Signal Reconstruction from Quantized Noisy Samples of the Discrete Fourier Transform

Mohak Goyal, Animesh Kumar

In this paper, we present two variations of an algorithm for signal reconstruction from one-bit or two-bit noisy observations of the discrete Fourier transform (DFT). The one-bit observations of the DFT correspond to the sign of its real part, whereas, the two-bit observations of the DFT correspond to the signs of both the real and imaginary parts of the DFT. We focus on images for analysis and simulations, thus using the sign of the 2D-DFT. This choice of the class of signals is inspired by previous works on this problem.
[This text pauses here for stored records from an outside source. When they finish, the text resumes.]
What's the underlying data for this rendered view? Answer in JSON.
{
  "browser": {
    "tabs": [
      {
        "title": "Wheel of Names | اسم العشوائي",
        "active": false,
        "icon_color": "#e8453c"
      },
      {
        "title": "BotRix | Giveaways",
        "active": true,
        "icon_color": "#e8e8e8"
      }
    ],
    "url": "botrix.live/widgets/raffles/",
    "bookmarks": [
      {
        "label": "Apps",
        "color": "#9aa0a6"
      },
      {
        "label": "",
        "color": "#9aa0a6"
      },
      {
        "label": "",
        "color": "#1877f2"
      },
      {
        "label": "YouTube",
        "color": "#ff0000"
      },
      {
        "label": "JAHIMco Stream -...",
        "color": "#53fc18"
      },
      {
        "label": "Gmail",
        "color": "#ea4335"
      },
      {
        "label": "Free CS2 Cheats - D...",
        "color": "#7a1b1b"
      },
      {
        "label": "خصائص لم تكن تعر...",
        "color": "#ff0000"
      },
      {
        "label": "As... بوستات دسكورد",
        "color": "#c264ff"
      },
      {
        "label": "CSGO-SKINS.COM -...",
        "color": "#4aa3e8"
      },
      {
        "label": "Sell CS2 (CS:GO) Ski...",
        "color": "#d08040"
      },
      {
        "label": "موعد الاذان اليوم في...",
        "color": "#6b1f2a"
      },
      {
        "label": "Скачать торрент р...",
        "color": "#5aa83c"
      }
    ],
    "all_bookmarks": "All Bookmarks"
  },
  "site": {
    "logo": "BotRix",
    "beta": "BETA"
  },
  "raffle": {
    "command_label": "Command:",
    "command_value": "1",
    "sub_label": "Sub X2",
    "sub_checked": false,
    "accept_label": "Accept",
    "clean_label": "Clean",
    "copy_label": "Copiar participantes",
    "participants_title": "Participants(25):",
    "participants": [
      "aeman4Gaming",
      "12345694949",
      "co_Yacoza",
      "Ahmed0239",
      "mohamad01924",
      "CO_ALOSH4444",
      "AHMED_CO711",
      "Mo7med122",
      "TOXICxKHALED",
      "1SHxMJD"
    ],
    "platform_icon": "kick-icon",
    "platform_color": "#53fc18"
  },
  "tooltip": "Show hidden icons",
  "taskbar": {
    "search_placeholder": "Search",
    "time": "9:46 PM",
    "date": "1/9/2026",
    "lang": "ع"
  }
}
For our algorithm, we show that the expected mean squared error (MSE) in signal reconstruction is asymptotically proportional to the inverse of the sampling rate. The samples are affected by additive zero-mean noise of known distribution. We solve this signal estimation problem by designing an algorithm that uses contraction mapping, based on the Banach fixed point theorem. Numerical tests with four benchmark images are provided to show the effectiveness of our algorithm. Various metrics for image reconstruction quality assessment such as PSNR, SSIM, ESSIM, and MS-SSIM are employed. On all four benchmark images, our algorithm outperforms the state-of-the-art in all of these metrics by a significant margin.